Sepp Herberger hatte endgültig genug von den klassischen deutschen Fußballtugenden. "Es ist mein unabänderlicher Wille, mit dem starren, exerziermäßig eingedrillten Spiel unserer Mannschaft zu brechen", schrieb der Nationaltrainer im Januar 1937 in sein Tagebuch. Statt bloß durch Rennen und Kämpfen solle seine Elf künftig doch bitte durch fußballerische Eleganz und spielerische Feinkost glänzen.
Das Nationalteam von 1937 gegen den Rivalen aus Dänemark

Das Nationalteam von 1937 gegen den Rivalen aus Dänemark

Personell würfelte Herberger sein Team dafür fast komplett durcheinander - und schon vier Monate später fruchteten die Maßnahmen. Der 16. Mai 1937 steht für eine der größten Sternstunden des deutschen Fußballs, seine Mannschaft war an jenem Tag im damals so bezeichneten Hermann-Göring-Sportfeld von Breslau kaum wiederzuerkennen. Das Nationalteam deklassierte das als Rivale auf Augenhöhe geltende Dänemark mit 8:0 (4:0).
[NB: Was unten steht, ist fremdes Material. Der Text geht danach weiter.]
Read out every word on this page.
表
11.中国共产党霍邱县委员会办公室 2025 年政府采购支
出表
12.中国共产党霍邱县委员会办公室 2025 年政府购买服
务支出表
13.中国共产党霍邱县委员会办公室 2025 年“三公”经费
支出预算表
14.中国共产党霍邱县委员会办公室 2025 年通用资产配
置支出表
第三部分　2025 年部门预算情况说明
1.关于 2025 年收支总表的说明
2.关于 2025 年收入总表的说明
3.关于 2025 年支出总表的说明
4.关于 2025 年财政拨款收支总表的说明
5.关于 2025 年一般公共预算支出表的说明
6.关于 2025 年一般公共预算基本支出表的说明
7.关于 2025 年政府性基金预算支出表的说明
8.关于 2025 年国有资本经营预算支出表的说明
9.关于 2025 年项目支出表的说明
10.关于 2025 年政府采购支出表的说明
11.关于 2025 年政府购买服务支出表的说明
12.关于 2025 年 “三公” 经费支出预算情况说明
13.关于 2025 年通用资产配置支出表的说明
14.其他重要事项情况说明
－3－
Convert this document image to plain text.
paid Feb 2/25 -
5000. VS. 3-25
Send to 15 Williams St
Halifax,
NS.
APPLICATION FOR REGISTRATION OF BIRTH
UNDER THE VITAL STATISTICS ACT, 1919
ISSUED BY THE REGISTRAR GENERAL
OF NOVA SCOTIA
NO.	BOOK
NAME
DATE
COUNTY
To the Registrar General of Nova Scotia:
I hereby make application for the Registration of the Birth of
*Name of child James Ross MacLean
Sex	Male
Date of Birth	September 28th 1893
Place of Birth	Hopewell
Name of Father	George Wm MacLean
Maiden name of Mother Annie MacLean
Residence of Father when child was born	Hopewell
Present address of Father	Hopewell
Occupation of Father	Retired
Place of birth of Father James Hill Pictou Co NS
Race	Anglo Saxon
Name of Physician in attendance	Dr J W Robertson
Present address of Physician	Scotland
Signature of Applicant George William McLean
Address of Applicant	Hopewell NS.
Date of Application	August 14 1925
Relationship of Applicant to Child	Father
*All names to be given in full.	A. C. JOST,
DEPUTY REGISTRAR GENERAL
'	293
Doch noch weit mehr als vom reinen Ergebnis ging von der Art und Weise des Auftritts der deutschen Mannschaft eine Signalwirkung aus. "Die Breslau-Elf spielte sehr schnell, oft direkt, das Spiel wurde über die Flügel aufgerissen. Zum ersten Mal zeichnete sich ein Stil ab, den man als deutschen Stil bezeichnen kann", sagte Herberger-Nachfolger Helmut Schön später.

Alleine dem Mannheimer Otto Siffling gelangen fünf Treffer, selbst über ein zweistelliges Ergebnis hätten sich die Dänen nicht beschweren können. Taktische Raffinesse, blitzschnelles Spiel und feine Kombinationen - es war die Geburtsstunde der sogenannten "Breslau-Elf". Zehn von elf Spielen gewann Deutschland mit dem Kerngerüst jener Mannschaft im Jahr 1937, es ist bis heute die beste Jahresbilanz einer DFB-Elf.
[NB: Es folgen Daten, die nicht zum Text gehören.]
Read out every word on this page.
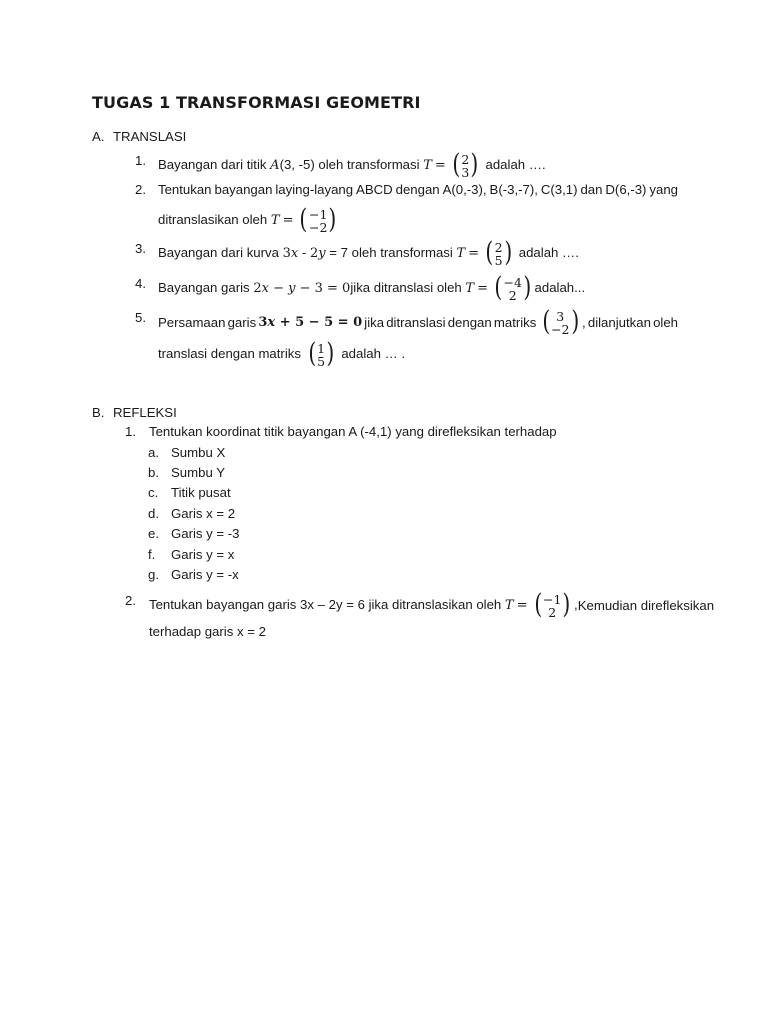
TUGAS 1 TRANSFORMASI GEOMETRI
A. TRANSLASI
1. Bayangan dari titik A(3, -5) oleh transformasi T = ( 2
3 ) adalah ….
2. Tentukan bayangan laying-layang ABCD dengan A(0,-3), B(-3,-7), C(3,1) dan D(6,-3) yang
ditranslasikan oleh T = ( −1
−2 )
3. Bayangan dari kurva 3x - 2y = 7 oleh transformasi T = ( 2
5 ) adalah ….
4. Bayangan garis 2x − y − 3 = 0jika ditranslasi oleh T = ( −4
2 ) adalah...
5. Persamaan garis 3x + 5 − 5 = 0 jika ditranslasi dengan matriks ( 3
−2 ) , dilanjutkan oleh
translasi dengan matriks ( 1
5 ) adalah … .
B. REFLEKSI
1. Tentukan koordinat titik bayangan A (-4,1) yang direfleksikan terhadap
a. Sumbu X
b. Sumbu Y
c. Titik pusat
d. Garis x = 2
e. Garis y = -3
f. Garis y = x
g. Garis y = -x
2. Tentukan bayangan garis 3x – 2y = 6 jika ditranslasikan oleh T = ( −1
2 ) , Kemudian direfleksikan
terhadap garis x = 2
Der Beginn einer Ära deutete sich an, doch dann kam alles anders. Statt als Topfavorit zur WM 1938 in Frankreich zu fahren, fiel das Erfolgsgerüst der Breslau-Elf wegen einer politischen Maßnahme der Nationalsozialisten auseinander. Nach der Angliederung von Österreich an das Deutsche Reich musste Herberger gegen seinen Willen bei der Weltmeisterschaft mindestens fünf Österreicher pro Spiel einsetzen.

Die neu zusammengewürfelte Truppe funktionierte bei der WM überhaupt nicht, schon in Runde eins war gegen die Schweiz Schluss. Letztlich verbaute die Politik der Breslau-Elf so ihre einzig echte Chance zur Krönung. Denn die nächste Weltmeisterschaft folgte wegen des Zweiten Weltkriegs erst zwölf Jahre später.